There is a band here, Vinyl Jam, that records to tape and cuts only vinyl. Crazy right? But they love their sound quality so the end result is brilliant despite the short comings of the media.
"like in old glorious time" as the band leader Andre Solomko says.
Sorry, it was inevitable. Resistance is futile.
Thing is, digital can perform better. Some of the best CDs I have are early remaster where the engineers were free of the constraints of vinyl.
But, digital rapidly became about both LOUD and choice.
There are still great productions, but they are lost in a sea of Smile. When I find one, it is such a treat!
I believe that peak and the perfect promise of digital put the art under threat. And what happened became the new art, with new constraints, etc...
If one is really careful, a 128mbps mp3 can sound really good. So many codes slur the highs, why? I have one, just called amp, that I ran on IRIX and it really performed.

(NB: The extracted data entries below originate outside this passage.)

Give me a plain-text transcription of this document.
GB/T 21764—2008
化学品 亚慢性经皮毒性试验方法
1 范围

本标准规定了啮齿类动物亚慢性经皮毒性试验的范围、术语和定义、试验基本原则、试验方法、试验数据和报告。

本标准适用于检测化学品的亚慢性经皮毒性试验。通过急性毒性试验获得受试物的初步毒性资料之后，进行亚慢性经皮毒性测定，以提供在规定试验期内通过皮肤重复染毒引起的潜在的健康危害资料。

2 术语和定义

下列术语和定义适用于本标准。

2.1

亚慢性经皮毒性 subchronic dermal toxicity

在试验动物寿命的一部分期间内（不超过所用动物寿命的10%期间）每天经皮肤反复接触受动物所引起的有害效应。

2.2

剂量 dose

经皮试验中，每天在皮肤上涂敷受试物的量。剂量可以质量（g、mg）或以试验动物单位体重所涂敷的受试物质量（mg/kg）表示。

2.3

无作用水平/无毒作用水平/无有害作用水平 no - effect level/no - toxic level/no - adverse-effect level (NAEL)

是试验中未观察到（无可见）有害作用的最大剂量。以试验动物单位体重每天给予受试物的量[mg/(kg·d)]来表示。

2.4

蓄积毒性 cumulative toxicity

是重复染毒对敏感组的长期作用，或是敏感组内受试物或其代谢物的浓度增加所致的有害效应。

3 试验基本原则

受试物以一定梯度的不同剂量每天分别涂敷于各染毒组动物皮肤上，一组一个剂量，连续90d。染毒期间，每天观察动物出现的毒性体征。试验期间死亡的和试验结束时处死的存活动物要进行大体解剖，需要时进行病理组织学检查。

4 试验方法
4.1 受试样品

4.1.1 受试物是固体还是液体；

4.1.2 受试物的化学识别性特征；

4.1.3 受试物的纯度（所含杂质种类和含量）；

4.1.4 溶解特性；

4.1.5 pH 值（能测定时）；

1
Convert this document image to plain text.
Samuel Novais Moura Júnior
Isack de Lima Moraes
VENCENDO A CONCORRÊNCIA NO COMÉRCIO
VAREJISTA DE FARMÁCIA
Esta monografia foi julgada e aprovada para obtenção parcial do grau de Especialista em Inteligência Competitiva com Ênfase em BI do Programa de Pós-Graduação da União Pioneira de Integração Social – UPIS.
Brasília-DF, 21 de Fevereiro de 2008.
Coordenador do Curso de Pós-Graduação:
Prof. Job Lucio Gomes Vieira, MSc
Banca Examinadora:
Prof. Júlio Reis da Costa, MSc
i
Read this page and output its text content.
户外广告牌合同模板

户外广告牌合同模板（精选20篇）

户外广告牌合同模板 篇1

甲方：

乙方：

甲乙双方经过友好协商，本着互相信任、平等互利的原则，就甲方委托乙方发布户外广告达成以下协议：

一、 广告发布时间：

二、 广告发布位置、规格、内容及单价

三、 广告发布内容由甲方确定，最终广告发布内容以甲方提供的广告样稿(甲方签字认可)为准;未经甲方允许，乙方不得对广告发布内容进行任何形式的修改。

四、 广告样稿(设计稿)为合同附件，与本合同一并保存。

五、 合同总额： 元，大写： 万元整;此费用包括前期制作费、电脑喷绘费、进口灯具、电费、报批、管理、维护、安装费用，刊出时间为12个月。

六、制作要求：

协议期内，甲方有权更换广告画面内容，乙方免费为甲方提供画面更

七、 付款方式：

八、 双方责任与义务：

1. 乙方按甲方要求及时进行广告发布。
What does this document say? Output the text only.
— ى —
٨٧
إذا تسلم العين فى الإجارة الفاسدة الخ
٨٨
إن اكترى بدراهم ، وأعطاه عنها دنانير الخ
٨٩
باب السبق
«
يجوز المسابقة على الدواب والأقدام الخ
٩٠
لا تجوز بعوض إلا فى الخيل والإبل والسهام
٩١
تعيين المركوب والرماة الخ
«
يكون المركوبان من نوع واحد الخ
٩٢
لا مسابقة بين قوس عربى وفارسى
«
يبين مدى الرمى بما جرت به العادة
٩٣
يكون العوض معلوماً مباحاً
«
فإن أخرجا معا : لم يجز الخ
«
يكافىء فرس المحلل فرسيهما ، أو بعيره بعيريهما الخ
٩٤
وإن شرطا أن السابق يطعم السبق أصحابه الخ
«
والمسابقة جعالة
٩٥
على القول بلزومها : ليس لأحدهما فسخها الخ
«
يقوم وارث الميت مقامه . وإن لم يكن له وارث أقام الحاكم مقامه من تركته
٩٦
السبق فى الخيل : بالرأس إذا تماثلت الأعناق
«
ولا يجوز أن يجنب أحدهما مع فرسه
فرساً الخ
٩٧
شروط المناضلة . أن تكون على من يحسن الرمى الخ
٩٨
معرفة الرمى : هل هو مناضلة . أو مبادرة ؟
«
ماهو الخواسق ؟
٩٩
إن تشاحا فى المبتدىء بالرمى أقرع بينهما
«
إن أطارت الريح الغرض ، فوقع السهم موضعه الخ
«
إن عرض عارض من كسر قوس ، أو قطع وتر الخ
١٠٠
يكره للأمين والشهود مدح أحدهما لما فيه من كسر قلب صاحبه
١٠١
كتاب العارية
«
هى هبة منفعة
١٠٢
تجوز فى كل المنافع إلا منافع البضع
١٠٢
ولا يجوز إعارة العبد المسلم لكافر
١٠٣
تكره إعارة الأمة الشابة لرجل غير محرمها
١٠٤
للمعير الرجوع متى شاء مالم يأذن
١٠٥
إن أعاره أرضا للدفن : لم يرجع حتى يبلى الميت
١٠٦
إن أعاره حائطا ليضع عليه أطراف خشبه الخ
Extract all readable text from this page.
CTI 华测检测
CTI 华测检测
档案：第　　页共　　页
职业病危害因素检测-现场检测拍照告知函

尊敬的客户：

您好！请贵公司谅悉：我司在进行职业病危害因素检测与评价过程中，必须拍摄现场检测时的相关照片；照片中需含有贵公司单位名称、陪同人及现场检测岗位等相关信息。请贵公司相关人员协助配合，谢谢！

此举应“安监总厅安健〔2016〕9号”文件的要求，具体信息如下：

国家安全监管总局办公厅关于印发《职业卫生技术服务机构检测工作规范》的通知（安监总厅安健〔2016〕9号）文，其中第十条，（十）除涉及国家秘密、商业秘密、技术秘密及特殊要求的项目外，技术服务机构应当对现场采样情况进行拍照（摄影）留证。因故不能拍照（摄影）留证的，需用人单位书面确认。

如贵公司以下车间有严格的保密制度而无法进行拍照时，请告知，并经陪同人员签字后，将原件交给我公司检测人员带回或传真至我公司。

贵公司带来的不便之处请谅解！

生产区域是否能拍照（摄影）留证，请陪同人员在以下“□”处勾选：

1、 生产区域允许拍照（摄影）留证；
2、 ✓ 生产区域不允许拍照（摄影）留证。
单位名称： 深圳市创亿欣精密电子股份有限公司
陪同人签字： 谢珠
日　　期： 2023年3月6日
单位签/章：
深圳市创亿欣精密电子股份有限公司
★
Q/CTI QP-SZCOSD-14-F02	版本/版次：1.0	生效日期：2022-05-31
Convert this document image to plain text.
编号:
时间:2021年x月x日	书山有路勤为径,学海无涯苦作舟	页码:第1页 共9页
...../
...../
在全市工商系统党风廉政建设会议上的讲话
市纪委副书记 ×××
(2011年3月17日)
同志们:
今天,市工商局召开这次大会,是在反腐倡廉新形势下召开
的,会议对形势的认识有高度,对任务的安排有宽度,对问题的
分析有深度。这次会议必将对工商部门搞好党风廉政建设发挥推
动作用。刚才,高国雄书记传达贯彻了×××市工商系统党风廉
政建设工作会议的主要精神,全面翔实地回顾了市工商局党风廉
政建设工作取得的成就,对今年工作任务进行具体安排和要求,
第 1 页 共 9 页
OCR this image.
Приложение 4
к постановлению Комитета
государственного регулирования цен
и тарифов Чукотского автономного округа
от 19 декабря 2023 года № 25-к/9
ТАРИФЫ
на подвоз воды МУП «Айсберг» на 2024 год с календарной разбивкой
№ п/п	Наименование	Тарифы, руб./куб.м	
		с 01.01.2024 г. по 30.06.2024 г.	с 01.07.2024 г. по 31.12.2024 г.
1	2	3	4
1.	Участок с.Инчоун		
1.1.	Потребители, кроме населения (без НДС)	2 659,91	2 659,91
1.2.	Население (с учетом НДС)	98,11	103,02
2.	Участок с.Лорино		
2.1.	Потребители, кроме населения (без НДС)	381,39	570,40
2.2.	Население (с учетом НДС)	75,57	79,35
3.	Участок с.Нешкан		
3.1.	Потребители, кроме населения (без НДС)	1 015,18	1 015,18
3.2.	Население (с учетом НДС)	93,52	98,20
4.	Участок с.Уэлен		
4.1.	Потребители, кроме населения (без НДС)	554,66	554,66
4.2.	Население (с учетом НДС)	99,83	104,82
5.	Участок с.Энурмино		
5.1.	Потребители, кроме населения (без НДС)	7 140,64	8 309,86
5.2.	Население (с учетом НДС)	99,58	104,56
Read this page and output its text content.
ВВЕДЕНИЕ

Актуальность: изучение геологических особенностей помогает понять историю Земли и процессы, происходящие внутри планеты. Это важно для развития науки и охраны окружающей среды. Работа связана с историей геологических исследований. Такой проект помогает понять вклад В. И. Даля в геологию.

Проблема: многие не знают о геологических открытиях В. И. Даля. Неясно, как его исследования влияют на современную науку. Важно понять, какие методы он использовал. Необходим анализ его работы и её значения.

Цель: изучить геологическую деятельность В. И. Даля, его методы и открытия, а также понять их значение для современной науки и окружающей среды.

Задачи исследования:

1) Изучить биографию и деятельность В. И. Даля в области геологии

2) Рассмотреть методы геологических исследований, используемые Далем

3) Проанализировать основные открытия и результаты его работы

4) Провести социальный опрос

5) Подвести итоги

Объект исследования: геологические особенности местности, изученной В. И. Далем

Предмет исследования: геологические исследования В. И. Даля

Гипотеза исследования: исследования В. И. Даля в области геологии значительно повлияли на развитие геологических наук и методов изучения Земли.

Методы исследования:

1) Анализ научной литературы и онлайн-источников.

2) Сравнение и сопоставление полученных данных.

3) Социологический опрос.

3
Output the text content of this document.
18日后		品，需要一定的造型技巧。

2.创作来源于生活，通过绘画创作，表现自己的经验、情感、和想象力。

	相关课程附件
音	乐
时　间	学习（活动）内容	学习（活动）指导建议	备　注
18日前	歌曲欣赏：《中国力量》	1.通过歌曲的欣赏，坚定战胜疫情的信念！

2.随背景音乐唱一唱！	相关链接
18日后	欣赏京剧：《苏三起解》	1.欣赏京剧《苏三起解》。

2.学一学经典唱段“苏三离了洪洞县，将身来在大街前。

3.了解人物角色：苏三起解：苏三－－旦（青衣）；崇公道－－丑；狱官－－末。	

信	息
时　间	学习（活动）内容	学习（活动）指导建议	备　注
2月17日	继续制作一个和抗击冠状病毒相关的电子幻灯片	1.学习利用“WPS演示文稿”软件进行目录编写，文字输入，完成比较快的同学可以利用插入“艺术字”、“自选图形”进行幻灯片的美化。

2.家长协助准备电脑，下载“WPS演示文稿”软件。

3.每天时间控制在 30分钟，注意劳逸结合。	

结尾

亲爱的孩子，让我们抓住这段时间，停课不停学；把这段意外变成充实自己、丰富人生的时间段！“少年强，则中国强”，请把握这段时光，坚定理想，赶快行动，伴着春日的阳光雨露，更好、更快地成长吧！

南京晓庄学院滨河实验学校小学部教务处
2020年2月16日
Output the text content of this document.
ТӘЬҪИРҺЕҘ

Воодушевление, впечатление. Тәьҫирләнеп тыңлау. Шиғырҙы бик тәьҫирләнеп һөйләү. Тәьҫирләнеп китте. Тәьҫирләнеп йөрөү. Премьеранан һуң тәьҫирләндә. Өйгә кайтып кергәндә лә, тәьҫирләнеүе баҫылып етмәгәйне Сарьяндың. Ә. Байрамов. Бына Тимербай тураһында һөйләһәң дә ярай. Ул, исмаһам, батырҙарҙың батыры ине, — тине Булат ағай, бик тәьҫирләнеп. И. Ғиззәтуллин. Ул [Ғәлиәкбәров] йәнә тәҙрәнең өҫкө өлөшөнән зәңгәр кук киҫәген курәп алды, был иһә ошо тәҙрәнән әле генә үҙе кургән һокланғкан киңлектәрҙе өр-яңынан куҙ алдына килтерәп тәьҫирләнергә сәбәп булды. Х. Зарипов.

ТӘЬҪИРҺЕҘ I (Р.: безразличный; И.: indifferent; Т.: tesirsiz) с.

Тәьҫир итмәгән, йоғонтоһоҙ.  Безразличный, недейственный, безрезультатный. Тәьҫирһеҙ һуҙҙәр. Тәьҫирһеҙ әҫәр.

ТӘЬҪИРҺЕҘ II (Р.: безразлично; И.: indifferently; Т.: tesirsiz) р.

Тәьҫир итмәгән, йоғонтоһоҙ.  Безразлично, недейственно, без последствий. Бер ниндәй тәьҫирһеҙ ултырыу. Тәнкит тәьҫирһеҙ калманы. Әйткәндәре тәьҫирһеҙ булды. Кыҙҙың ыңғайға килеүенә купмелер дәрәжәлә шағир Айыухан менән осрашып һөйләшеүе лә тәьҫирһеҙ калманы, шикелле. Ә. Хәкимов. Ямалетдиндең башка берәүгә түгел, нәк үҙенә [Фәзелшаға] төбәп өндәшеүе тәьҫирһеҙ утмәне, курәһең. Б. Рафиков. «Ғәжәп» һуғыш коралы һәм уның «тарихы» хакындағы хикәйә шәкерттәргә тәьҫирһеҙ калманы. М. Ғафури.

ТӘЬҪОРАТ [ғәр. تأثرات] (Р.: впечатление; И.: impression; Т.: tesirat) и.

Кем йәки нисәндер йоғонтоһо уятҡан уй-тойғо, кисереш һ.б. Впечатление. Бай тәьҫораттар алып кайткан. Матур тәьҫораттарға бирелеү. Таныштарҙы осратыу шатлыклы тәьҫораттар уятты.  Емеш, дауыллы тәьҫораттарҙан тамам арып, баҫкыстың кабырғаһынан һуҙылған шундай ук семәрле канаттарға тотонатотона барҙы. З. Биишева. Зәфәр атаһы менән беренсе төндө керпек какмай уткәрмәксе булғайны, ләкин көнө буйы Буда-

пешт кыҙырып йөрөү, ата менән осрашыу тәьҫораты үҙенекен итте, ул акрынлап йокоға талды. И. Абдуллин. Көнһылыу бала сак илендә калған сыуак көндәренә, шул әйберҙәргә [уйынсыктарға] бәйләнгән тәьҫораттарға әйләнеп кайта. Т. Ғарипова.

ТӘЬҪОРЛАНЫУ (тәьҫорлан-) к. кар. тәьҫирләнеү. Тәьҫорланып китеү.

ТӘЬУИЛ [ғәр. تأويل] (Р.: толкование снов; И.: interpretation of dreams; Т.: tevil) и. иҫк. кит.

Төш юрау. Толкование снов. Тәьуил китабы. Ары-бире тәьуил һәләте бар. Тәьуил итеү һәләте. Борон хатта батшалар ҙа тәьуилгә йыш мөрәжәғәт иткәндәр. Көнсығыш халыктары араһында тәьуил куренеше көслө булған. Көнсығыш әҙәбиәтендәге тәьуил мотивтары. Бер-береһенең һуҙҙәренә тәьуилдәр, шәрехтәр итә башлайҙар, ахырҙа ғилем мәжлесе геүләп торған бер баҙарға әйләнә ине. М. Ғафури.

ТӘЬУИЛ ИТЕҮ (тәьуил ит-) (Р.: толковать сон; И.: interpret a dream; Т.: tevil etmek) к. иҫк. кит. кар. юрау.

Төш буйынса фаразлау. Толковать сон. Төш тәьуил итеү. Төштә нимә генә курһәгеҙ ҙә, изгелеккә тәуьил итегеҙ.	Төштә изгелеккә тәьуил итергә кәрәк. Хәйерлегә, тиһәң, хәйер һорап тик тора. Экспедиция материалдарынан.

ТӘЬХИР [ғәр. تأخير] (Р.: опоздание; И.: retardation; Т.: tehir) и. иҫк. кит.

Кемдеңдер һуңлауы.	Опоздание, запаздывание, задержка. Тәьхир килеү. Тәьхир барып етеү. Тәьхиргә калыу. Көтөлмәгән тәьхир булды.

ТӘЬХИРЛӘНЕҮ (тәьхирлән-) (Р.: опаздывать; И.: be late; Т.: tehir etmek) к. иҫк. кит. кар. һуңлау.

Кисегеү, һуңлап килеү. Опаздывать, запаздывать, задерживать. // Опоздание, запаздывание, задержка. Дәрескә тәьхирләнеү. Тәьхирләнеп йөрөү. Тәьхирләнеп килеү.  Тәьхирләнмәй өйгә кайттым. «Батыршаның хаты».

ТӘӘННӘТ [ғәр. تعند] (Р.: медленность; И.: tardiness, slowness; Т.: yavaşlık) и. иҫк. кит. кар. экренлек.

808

Lots of music cuts off at 16khz, just a shade better than FM, and codes do that too.
Then there is the intense wall of sound production. So fatiguing... Deliberate clipping, deliberate noise, etc...
Somehow, perfect failed. Maybe we want art, not perfection.
But I hate any talk of mp3 bit rate this or that. Why do that? 70% of bandwidth on the internet today is sucked with video content. We have a ton of really cheap storage available if we want it. Anything but loss less compression seems totally pointless.